Sarstedt (stb). Wenn jemand „bei etwas Bauchschmerzen hat“, dann hat er meist ein recht gutes „Bauchgefühl“, will heißen, er hat ein Gespür dafür, was gut und richtig ist. Das ist bei Kindern nicht anders als bei Erwachsenen. Und doch erziehen Eltern ihre Kinder oft dazu, genau dieses Gefühl auszublenden, wenn es darum geht, das zu tun, was andere von ihnen verlangen. Dabei ist dieses intuitive, in den Eingeweiden beheimatete Entscheiden ein archaischer Schutzmechanismus, der die Menschheit seit jeher davor bewahrt hat, Dinge zu tun, die ihr schaden.

Da setzt das Präventionskonzept des Paul-Gerhardt-Kindergartens in Kooperation mit dem Hildesheimer Verein Wildrose Beratungsstelle gegen sexuelle Gewalt e.V. an, sowohl bei den Kindern als auch bei den Eltern.

In einem dreitägigen Kurs beschäftigen sich seit einigen Jahren immer die Schulanfänger der Kita mit dem Selbst-Schutz. Unter der Anleitung von Birgit Klein von Wildrose e.V. ging es in der vergangene Woche ums bewusste „Ja“- und „Nein“-Sagen, das Hören auf die eigenen Bedürfnisse, die Frage, wer und was eigentlich „fremd“ ist, und die eigene Selbstwahrnehmung.

Der Einstieg ist die Beschäftigung mit dem „Fremden“. Vor dem warnen viele Eltern ihre Kinder und verbieten mitzugehen. Doch wer ist eigentlich fremd? Die Nachbarin, Papas Arbeitskollege oder der Opa der besten Freundin? Dabei fängt es schon im eigenen Zuhause an, wenn Kinder gedrängt werden, doch der Tante das Küsschen oder dem Opa die Umarmung nicht zu verweigern. So lernen Kinder schon früh ganz nebenbei, dass ihre eigene Meinung nichts zählt.
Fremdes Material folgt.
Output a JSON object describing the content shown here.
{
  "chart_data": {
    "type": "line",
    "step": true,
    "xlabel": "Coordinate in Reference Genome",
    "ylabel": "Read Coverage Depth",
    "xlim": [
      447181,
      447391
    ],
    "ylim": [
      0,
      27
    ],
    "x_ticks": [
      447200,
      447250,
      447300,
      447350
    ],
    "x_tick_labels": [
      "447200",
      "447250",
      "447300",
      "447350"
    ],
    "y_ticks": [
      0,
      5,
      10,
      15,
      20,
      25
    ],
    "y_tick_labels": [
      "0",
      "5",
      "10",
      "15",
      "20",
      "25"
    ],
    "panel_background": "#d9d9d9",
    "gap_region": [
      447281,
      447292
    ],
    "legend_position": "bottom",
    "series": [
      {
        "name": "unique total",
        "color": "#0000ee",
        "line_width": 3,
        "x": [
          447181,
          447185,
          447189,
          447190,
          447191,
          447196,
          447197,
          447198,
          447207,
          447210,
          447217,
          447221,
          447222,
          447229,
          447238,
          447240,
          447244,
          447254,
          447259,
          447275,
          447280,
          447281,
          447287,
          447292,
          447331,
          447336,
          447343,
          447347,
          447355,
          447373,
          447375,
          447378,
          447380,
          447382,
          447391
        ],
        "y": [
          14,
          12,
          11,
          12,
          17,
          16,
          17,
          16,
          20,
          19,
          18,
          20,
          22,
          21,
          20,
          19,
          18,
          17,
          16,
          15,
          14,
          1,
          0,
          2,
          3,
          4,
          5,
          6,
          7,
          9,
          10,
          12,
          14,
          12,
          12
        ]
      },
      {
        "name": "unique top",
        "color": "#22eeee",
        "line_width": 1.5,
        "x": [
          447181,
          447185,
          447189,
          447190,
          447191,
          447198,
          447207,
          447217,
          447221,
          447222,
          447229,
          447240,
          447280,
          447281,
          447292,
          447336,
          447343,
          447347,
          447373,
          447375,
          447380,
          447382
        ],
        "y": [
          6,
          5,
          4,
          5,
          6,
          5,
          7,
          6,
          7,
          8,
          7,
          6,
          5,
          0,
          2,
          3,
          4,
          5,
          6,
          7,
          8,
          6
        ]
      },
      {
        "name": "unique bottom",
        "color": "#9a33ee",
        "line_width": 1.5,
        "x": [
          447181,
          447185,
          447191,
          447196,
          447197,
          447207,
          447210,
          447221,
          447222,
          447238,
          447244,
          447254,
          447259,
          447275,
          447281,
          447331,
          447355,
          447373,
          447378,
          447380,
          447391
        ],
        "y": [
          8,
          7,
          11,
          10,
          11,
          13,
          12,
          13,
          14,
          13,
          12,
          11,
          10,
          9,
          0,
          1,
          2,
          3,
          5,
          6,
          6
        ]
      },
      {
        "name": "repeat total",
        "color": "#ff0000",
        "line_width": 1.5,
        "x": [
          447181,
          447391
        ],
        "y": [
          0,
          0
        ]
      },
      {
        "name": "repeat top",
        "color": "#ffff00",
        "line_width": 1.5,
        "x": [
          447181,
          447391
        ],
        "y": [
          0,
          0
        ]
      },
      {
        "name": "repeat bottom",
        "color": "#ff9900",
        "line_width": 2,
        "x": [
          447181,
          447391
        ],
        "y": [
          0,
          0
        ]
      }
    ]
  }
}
Warum sollten sie also dem „bösen Fremden“ „Nein“ sagen, wenn er um etwas bittet oder das Kind zu etwas auffordert.

Birgit Klein begann deshalb jeden Kurstag mit der Frage „Wie geht es euch, was wünscht ihr euch vom Tag, damit er schön wird?“ Dann wurden unter anderem die Bilderbücher „Der Neinrich“ und „Nein! Nein! Ich steig´ in kein fremdes Auto ein!“ vorgelesen und über den Inhalt gesprochen. Dazu wurden „Ja“- und „Nein“-Hände aus Pappe gebastelt, mit denen die Mädchen und Jungen auch visuell ihre Zustimmung und Abneigung deutlich machen konnten. Später kamen Mimik-, Gestik- und Körperhaltungsübungen dazu.

Damit der Kurs nicht ins Leere läuft, gibt es vor jedem Kursdurchlauf in der Paul-Gerhardt-Kita auch einen Elternabend, in dem die Eltern nicht nur Fragen stellen können, sondern auch erfahren, das ein Kind, dem das Recht auf Selbstbestimmung zugestanden wird und das gelernt hat, sein Handeln mitzubestimmen, und erfahren hat, dass sein „Ich will nicht!“ akzeptiert wird, weniger gefährdet ist, ein Opfer zu werden.

Denn Täter suchen sich ihre Opfer aus. Und ein starkes, selbstbewusstes Kind weiß, wann es auf sein Bauchgefühl hören muss.